Auf der Flucht durch Barcelona kaperte Moussa Oukabir vermutlich ein Fahrzeug und erstach den Fahrer. Mit Sicherheit weiß man, dass ein Wagen am Stadtrand eine Polizeisperre durchbrach, es kam zu einer Schießerei. Als die Polizei das Fahrzeug inspizierte, fand sie die Leiche des Autobesitzers mit Stichwunden auf dem Beifahrersitz. Vom Fahrer keine Spur.
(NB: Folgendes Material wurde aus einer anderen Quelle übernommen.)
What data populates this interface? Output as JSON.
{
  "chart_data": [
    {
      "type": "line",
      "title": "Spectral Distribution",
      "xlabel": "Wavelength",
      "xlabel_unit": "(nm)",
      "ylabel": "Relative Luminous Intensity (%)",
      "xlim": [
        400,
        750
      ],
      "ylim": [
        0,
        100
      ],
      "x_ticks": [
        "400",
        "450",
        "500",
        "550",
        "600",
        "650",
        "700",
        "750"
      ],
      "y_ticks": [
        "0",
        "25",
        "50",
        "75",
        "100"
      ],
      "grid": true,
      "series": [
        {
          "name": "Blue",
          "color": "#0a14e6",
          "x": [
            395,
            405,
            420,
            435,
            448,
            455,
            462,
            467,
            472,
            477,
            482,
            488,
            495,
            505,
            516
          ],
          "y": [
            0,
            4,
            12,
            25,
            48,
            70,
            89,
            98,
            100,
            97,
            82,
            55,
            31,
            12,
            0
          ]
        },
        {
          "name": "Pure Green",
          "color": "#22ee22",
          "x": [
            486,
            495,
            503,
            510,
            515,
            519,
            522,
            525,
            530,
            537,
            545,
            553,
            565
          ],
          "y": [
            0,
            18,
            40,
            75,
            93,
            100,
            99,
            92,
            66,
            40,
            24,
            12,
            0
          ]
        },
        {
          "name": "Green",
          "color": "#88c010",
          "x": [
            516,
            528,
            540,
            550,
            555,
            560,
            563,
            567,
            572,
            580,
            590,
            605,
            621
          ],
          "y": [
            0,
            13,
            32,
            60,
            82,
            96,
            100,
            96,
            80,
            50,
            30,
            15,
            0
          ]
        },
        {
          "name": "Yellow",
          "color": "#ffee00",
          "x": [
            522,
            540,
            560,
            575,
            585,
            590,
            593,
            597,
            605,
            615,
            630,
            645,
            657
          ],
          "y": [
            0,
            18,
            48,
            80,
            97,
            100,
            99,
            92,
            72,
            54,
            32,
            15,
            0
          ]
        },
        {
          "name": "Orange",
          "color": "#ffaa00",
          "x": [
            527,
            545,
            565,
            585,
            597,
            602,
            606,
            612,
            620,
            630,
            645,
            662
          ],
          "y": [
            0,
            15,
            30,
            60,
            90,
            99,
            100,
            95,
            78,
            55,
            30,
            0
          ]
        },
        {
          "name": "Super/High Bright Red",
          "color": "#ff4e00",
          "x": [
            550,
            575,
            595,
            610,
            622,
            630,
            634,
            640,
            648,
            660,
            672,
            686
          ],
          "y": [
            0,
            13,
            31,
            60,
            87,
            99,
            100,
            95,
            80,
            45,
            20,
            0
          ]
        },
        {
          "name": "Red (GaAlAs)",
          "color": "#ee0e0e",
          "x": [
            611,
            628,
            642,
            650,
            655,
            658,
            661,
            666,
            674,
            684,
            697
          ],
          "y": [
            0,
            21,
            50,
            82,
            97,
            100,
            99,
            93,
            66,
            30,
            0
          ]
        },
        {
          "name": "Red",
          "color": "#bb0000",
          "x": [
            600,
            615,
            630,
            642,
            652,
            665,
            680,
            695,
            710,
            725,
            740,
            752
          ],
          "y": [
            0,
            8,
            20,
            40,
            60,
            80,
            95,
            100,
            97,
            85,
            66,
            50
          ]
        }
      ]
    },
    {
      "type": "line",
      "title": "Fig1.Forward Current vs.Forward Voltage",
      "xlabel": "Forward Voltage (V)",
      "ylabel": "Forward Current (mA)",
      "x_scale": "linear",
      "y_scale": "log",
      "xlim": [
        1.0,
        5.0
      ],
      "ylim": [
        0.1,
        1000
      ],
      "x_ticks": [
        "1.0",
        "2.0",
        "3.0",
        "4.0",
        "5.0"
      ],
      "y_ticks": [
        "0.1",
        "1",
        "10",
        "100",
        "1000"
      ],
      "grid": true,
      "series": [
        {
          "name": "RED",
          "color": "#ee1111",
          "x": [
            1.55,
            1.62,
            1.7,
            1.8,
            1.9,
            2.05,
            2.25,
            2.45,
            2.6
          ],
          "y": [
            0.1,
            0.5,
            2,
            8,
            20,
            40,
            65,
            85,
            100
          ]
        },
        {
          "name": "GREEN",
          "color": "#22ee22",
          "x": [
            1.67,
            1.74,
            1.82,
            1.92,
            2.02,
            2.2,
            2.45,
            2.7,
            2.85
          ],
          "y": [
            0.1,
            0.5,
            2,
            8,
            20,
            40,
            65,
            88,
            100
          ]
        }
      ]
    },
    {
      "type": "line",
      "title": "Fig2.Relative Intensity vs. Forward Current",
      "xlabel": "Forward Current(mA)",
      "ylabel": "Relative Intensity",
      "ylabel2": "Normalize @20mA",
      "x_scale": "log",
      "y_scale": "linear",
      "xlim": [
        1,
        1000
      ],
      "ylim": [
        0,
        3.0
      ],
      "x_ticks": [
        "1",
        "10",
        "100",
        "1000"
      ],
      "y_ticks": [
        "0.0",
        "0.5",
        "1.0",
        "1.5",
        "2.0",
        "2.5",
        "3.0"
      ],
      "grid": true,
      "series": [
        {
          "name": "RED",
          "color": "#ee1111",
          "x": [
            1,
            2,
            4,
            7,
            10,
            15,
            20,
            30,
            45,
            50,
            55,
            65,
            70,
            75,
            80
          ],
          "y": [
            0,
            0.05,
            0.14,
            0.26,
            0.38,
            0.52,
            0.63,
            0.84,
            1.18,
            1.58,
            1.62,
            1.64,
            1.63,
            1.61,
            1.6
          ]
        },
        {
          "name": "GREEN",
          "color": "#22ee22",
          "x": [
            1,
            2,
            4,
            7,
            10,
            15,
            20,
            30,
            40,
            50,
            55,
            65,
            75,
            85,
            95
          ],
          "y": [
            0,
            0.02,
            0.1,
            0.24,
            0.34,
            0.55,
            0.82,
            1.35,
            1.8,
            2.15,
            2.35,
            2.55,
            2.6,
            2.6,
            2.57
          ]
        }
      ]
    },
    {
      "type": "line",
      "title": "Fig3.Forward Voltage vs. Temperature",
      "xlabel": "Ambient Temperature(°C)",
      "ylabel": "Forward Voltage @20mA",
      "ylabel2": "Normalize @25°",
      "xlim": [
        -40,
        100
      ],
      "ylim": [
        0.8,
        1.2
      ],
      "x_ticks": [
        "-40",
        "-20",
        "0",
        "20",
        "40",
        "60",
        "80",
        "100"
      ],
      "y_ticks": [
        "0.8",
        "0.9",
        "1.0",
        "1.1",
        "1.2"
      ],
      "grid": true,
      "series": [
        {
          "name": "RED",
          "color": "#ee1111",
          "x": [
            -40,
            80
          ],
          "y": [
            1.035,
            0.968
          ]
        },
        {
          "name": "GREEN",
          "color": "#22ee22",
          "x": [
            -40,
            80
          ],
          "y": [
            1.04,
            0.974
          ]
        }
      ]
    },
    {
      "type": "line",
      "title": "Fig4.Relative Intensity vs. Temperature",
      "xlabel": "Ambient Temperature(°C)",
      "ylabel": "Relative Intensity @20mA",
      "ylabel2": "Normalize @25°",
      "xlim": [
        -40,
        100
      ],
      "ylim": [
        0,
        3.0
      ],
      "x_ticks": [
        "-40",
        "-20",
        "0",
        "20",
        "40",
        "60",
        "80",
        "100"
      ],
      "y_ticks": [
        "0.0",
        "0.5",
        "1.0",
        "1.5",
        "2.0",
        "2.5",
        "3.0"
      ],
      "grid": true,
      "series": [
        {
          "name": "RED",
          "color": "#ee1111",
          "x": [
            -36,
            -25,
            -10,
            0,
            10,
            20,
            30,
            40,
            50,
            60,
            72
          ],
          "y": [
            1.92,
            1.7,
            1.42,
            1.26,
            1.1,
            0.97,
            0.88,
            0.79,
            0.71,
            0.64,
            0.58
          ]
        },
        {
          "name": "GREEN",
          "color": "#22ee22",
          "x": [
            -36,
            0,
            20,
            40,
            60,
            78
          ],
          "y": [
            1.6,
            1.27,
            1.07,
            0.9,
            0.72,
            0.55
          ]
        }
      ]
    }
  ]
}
In Cambrils wollte ein fünfköpfiges Terrorkommando mit Sprengstoff gürtel attrappen ein weiteres Massaker begehen. Gegen 1.15 Uhr gelang es der Polizei, an der Promenade in der Nähe des Hafens mit Schüssen ein Fahrzeug zu stoppen, das gerade Menschen überrollt hatte. Die Terroristen sprangen aus dem Wagen, vier von ihnen wurden durch die Schüsse eines Polizisten niedergestreckt. Die mit Äxten und Langmessern bewaffneten Männer seien auf ihn zugelaufen, nachdem sich ihr Auto während der Verfolgungsfahrt mit der Polizei überschlagen hatte. Einer flüchtete und tötete auf der Promenade noch eine Frau und verletzte sechs Menschen, bevor auch er erschossen wurde.
Die Polizei geht inzwischen von einer gut organisierten Terrorzelle aus. Der mutmaßliche Haupttäter soll in sozialen Netzwerken bekundet haben, „so viele Ungläubige wie möglich töten“zu wollen.